Growing Rhubarb

Growing Rhubarb

How to Grow Rhubarb

Rhubarb is one of those old fashion veggie garden plants that often gets overlooked and forgotten. If you are looking for a productive plant that 'gives' year after year, with only a little bit of care, then this one is for you.

About Rhubarb

Rhubarb's scientific name is Rheum rhabarbarum. It is a herbaceious perennial that grows from short, thick rhizomes. The stalks are edible and known for their strong, tart taste. However, the leaves are poisonous and need to be avoided.

Uses of Rhubarb

The stalks are often stewed with sugar to make a beautiful dessert with icecream or custard. It is also commonly used in dessert pies and even pickled.

Growing Rhubarb

If cared for, Rhubarb will grow and produce well for at least 10 to 15 years; and even longer.
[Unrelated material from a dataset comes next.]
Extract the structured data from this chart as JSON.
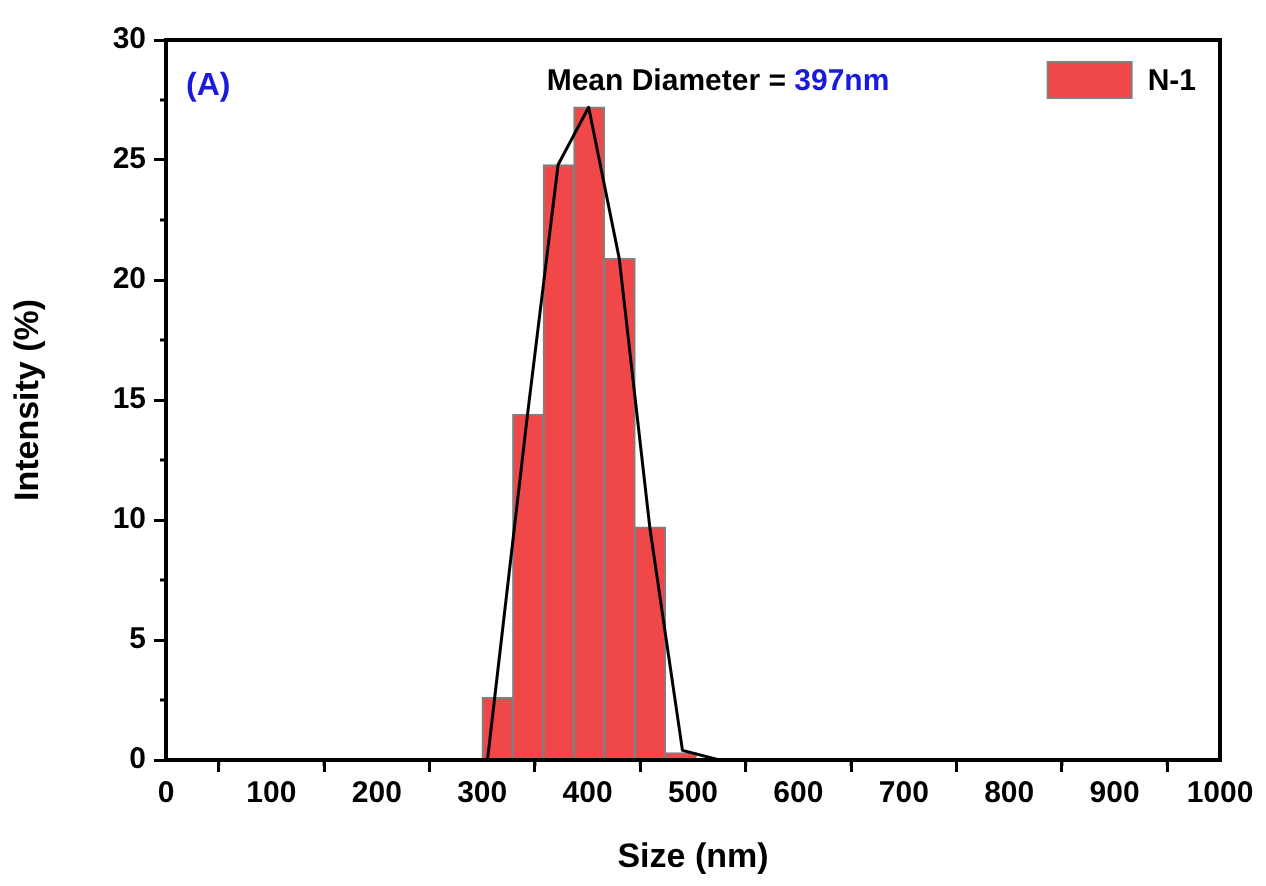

Soming growing specifics are:

  • It is best grown in cooler climates - excessive prolonged heat is its enemy.
  • Rhubarb will tolerate periods of dry.
  • The crown will rot if in excessively wet soils for prolonged periods of time.
  • Slighhtly acidic soil is preferred - pH 6.0 to 6.8.
  • Fertilise regulalry with liberal amounts of well aged manures (must not be fresh - these can burn the leaves).
  • Space rhubarb crowns at least 60cm apart.
  • Once mature, harvest is best during the months of spring.
  • When mature (best at about 5 years) the crown can be divided to produce additional plants. 

With only a little bit of care, you should enjoy your rhubarb for many years to come.